A developer wants to acquire a piece of property but lacks sufficient capital. She forms a limited partnership to acquire the land and begins looking for investors. If a licensed real estate broker is involved, must that broker be licensed as a broker-dealer under the Corporate Securities Law of 1968?
Some may be surprised to learn that a real estate broker may not need a California securities broker-dealer license if the:
- Broker is licensed by the California Real Estate Commissioner;
- Broker is engaged in transactions in any interest in any general or limited partnership, joint venture, unincorporated association, or similar organization (but not a corporation);
- Entity is owned beneficially by no more than 100 persons (with an interest held by husband and wife considered held by one person); and
- Entity is formed for the sole purpose of, and engaged solely in investment in or gain from an interest in real property, including, but not limited to, a sale, exchange, trade or development.
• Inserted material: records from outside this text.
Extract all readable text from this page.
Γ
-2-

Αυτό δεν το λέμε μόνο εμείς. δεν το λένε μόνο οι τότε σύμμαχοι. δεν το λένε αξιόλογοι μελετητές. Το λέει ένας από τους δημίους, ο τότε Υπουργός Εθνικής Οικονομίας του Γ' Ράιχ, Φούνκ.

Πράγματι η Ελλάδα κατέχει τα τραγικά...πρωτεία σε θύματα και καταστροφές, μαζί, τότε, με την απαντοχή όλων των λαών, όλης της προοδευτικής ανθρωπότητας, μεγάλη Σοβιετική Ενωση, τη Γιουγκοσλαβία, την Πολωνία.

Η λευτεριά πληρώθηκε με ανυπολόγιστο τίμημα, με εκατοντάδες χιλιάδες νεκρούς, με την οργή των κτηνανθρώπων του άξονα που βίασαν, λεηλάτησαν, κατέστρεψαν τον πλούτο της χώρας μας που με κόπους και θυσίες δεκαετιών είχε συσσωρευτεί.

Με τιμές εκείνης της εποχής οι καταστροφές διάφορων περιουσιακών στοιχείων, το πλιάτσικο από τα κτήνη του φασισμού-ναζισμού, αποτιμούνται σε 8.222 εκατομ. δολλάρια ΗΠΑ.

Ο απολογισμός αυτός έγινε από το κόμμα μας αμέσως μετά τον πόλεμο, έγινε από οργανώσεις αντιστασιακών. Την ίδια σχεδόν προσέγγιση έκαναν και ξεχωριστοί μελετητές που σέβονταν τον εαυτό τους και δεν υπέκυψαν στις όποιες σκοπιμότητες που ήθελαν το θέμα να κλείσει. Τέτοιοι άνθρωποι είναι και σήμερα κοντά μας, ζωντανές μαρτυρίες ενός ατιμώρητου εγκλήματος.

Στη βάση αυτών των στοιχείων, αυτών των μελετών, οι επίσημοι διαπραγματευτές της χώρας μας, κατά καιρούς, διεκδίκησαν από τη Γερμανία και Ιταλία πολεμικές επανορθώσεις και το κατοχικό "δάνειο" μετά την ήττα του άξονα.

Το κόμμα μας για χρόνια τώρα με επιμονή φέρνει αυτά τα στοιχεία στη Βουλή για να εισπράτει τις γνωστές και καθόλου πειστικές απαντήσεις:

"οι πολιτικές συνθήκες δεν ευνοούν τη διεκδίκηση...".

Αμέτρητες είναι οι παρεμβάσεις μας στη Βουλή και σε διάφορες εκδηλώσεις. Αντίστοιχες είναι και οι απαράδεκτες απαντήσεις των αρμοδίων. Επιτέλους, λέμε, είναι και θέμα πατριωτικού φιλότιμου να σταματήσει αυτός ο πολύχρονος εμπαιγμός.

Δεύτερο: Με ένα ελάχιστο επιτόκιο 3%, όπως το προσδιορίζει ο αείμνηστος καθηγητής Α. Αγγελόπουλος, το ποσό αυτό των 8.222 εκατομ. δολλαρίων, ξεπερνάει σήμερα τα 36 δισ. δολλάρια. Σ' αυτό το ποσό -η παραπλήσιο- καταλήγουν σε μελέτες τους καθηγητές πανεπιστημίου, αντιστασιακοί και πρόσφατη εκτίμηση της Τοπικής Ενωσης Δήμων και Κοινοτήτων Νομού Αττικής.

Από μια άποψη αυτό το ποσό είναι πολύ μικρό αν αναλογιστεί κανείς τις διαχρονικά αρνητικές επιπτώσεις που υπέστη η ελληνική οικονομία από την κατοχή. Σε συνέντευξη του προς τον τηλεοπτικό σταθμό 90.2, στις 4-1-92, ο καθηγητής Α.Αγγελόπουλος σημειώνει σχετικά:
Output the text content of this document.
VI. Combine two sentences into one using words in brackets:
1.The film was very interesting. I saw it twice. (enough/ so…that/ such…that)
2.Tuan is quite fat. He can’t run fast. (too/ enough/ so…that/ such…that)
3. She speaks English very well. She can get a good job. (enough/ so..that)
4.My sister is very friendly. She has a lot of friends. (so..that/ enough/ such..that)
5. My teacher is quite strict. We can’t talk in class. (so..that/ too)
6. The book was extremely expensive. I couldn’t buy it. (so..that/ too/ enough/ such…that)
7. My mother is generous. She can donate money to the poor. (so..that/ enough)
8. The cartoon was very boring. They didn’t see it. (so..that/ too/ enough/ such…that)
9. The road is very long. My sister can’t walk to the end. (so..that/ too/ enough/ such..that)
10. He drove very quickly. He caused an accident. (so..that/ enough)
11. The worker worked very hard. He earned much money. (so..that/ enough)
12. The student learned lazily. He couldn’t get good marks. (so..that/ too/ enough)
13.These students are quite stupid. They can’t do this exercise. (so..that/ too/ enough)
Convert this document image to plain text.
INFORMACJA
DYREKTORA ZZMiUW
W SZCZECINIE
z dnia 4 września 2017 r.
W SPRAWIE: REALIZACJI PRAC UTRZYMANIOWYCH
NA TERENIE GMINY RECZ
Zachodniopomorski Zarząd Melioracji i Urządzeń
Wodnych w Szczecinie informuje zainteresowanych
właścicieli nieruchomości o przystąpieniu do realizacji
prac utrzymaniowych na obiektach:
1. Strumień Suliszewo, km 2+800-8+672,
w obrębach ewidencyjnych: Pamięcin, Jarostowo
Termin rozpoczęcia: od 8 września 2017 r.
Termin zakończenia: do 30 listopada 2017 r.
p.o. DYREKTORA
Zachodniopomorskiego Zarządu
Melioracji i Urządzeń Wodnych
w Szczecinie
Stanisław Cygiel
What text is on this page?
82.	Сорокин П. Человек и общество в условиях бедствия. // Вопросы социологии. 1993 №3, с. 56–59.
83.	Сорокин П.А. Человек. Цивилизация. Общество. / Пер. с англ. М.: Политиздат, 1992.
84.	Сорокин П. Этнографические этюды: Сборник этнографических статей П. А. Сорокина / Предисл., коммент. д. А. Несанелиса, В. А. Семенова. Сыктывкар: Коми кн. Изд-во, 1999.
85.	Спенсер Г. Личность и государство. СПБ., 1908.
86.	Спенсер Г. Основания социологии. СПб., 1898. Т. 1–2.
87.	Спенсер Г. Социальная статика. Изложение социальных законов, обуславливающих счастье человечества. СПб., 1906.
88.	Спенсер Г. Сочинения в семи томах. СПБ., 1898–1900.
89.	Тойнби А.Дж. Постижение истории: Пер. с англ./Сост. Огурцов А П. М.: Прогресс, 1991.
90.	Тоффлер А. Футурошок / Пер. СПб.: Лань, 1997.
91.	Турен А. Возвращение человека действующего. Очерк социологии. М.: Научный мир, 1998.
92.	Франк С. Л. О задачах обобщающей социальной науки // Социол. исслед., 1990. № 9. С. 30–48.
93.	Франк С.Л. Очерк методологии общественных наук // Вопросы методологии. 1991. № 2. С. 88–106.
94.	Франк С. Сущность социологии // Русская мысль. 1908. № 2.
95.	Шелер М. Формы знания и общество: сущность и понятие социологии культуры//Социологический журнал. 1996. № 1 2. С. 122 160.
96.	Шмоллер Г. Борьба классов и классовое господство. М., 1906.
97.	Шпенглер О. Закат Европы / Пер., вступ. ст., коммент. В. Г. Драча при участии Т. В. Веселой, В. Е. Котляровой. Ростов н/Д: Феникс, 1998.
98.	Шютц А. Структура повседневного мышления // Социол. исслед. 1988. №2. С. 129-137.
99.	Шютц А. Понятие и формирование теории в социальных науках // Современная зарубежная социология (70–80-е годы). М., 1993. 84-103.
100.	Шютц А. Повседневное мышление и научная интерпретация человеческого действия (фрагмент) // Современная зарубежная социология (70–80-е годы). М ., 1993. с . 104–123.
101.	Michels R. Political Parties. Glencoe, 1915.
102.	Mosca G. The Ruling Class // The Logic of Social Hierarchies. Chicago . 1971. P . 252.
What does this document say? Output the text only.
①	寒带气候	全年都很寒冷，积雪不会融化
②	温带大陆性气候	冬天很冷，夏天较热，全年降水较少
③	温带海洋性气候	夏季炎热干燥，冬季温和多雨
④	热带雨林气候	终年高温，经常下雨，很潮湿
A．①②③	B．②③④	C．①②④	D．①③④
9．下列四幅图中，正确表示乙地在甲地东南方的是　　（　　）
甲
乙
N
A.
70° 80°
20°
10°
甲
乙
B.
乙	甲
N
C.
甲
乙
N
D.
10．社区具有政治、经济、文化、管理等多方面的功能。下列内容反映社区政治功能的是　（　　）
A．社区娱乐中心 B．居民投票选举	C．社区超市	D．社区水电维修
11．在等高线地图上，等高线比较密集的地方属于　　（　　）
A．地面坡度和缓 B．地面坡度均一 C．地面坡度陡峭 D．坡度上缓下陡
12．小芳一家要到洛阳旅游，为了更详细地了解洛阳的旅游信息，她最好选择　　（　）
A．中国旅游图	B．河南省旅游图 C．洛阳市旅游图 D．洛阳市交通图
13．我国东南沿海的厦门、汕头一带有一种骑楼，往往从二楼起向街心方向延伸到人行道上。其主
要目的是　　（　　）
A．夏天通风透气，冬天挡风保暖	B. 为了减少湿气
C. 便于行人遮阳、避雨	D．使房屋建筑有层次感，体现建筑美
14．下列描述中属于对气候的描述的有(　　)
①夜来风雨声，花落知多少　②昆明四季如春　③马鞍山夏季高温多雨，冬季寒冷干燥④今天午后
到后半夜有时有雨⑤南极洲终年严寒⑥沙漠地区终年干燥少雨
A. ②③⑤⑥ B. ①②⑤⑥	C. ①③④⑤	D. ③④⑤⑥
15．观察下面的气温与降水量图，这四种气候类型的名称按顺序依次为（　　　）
Cal. Corp. Code § 25206. Note that limited liability companies aren't mentioned in the statute at all. This was not an oversight by the legislature. Limited liability companies didn't exist when the statute was enacted. Also, the Commissioner has taken a narrow view of the last requirement. In Opinion No. 79/17C, the Commissioner found that promissory notes secured by deeds of trust on real property were personal property and thus a limited partnership formed to invest in those types of notes could not rely on the exemption.
The purpose of this exemption is to permit real estate brokers to sell real estate syndicate securities of a type that had been under the exclusive jurisdiction of the Real Estate Commissioner under Californias Real Estate Syndicate Act. The legislature repealed that act in 1977 and the securities are now under the Commissioner of Corporations' exclusive jurisdiction.
Remember, this is a California exemption and thus has no impact on whether a real estate broker must be registered as a broker under the Securities Exchange Act of 1934 or under the laws of another state. Interestingly, the statute does not require that the real property be located in California.
In a later post, I'll discuss a Commissioner's rule providing other exemptions to real estate brokers.